Aber so ist es wohl im Rahmen der Inklusion, dass es nicht ausreicht, wenn ich einmal sage, mein Sohn wird die Schule in der Einrichtung besuchen, wo er auch bisher schon im Kindergarten war, wo alles auf seine Bedürfnisse und die der anderen Kinder aufeinander abgestimmt und angepasst werden können.
Lg Nicki
Liebe Nicki, Danke, dass Sie aus Ihrem Alltag berichten! Ich denke, wir müssen offen über unsere Situationen sprechen und uns „zeigen“. Ich erlebe ebenfalls oft, dass unser Umfeld einfach gar nicht weiß, was für Julius oder für uns wichtig ist. Und woher sollen die anderen es auch wissen? Ich habe mir vor Julius`Geburt unter „Behinderung“ auch etwas anderes vorgestellt. Weil ich zuvor noch nie mit schwer kranken Kindern in Berührung kam. Danke für Ihre Mail und herzliche Grüße an Sie! Gabriele Noack
Auch ich bin Mutter eines behinderten Mädchens. Ich habe bereits ihr Buch gelesen und gemerkt, dass sie die Dinge sehr oft so treffend beschreiben! Ich konnte herzlich lachen wie auch hemmungslos weinen, da mir soviel so bekannt vorkam! Auch dieser Artikel trifft es genau, einfach perfekt dass sie immer die richtigen Worte finden.

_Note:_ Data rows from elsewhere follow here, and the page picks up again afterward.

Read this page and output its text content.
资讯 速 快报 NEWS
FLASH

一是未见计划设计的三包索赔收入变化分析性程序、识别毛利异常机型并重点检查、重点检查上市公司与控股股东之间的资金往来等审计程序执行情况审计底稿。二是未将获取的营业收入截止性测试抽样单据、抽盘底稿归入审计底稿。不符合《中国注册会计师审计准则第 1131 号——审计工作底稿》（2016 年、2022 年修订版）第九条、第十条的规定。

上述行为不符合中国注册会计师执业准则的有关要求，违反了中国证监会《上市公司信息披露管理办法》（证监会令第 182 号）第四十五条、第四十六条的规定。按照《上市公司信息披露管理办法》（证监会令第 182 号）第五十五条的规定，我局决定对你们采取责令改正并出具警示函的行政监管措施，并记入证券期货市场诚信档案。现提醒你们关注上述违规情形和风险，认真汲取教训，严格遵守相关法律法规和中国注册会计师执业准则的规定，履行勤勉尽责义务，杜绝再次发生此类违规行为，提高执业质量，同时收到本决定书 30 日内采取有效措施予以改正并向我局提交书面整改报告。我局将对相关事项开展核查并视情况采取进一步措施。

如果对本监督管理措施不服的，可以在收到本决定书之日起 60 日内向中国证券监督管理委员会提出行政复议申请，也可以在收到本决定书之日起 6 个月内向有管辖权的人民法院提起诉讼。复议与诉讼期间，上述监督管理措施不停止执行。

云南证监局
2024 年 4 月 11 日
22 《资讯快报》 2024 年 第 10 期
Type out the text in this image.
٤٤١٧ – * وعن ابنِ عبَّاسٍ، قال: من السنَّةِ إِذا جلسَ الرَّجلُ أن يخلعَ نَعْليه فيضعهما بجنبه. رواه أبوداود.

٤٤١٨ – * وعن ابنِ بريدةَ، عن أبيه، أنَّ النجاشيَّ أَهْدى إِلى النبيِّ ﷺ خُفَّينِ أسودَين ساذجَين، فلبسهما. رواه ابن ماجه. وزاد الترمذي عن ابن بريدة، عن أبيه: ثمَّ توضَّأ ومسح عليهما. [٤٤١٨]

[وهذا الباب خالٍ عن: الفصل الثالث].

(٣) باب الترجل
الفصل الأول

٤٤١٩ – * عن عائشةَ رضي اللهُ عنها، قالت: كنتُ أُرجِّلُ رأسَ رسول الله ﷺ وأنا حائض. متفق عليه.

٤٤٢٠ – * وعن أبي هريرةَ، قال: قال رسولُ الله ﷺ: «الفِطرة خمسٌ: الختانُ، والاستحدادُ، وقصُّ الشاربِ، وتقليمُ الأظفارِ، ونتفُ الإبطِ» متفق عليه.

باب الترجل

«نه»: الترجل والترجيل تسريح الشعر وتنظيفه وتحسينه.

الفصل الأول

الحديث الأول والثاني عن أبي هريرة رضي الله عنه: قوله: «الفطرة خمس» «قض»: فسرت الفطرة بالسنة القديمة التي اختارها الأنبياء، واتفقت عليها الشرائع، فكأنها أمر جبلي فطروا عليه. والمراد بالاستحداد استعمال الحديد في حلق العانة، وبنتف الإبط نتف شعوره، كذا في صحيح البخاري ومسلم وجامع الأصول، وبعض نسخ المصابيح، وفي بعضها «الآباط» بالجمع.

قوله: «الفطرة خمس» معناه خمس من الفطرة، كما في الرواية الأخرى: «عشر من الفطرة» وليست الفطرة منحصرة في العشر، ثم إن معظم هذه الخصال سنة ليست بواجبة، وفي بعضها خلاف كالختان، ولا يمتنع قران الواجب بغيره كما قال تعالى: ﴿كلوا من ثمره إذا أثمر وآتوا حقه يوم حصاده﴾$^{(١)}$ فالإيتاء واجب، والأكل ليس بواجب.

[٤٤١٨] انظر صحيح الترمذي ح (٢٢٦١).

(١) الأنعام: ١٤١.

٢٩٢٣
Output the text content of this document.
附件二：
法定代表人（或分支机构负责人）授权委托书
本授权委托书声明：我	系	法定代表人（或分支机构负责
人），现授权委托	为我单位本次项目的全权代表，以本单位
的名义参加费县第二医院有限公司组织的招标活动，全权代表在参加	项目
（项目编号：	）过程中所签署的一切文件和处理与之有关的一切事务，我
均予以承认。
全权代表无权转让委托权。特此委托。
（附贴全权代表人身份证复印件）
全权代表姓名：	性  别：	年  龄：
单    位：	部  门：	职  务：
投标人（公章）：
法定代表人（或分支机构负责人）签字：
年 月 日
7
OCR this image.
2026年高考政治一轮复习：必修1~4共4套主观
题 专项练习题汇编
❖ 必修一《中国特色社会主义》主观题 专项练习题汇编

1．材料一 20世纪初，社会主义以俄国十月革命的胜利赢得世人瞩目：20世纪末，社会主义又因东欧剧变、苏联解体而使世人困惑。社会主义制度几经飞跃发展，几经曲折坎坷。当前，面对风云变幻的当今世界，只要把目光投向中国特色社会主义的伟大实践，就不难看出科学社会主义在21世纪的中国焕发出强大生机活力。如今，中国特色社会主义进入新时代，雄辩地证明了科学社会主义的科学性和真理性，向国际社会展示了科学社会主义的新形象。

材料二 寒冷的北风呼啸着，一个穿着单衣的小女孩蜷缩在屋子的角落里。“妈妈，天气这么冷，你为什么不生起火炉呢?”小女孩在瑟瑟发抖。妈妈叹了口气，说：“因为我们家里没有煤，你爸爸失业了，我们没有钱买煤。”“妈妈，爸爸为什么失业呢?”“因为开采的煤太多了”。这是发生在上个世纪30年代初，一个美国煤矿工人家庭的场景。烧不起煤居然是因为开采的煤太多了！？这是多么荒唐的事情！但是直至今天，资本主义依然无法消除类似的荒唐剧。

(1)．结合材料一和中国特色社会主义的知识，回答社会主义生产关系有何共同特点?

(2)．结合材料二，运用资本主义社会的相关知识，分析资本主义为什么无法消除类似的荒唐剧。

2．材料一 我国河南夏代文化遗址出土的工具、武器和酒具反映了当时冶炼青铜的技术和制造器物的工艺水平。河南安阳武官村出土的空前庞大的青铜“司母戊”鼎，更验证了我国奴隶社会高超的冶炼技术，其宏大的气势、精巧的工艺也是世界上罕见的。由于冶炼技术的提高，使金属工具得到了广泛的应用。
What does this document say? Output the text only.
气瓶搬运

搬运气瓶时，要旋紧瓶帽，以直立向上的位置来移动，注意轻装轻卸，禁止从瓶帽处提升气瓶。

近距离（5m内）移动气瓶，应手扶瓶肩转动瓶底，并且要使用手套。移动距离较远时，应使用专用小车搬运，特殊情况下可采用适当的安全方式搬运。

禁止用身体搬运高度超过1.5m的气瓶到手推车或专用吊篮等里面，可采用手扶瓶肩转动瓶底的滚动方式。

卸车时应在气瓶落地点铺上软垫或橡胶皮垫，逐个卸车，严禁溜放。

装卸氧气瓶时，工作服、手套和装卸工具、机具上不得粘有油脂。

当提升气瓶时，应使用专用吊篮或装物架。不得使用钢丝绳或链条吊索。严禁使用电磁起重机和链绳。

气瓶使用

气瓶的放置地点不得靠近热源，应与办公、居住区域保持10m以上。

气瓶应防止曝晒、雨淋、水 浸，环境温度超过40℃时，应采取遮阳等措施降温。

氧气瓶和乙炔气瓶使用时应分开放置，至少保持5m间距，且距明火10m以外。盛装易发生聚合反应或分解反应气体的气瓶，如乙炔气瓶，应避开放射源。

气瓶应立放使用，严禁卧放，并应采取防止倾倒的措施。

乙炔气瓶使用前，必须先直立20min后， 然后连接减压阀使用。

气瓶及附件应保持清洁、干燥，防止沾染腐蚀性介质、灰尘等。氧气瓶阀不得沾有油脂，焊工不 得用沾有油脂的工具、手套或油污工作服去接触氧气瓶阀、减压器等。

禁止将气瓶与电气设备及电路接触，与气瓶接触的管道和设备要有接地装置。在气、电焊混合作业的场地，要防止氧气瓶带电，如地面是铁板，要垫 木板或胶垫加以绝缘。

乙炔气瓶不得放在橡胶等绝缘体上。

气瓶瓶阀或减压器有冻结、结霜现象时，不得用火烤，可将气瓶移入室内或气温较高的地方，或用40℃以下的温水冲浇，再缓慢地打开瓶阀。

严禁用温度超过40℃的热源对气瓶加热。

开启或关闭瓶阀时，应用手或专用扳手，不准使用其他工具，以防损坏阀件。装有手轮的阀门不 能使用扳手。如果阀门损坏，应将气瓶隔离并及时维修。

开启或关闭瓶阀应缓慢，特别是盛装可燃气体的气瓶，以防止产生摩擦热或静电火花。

Liebe Stephie, toll, dass Sie sich einlassen konnten auf mein Buch! Und Danke, dass Sie sich melden! Ganz liebe Grüße an Sie! Gabriele Noack
Das sind auch meine Gedankengänge! Gut, wenn sie jemand treffend aussprechen kann!
Liebe Maria,
schön, dass Sie schreiben! Danke! LG Gabriele Noack
Liebe Gabi,
Dein Blog hat mich tief berührt! Und er kommt genau zur richtigen Zeit.
Liebe Grüße Katharina
Liebe Katharina, schön, dass Du ihn entdeckt hast und mich hier besuchst! Herzliche Grüße Gabriele
Absolut aus meinem tiefsten Herzen gesprochen! DANKE!!!!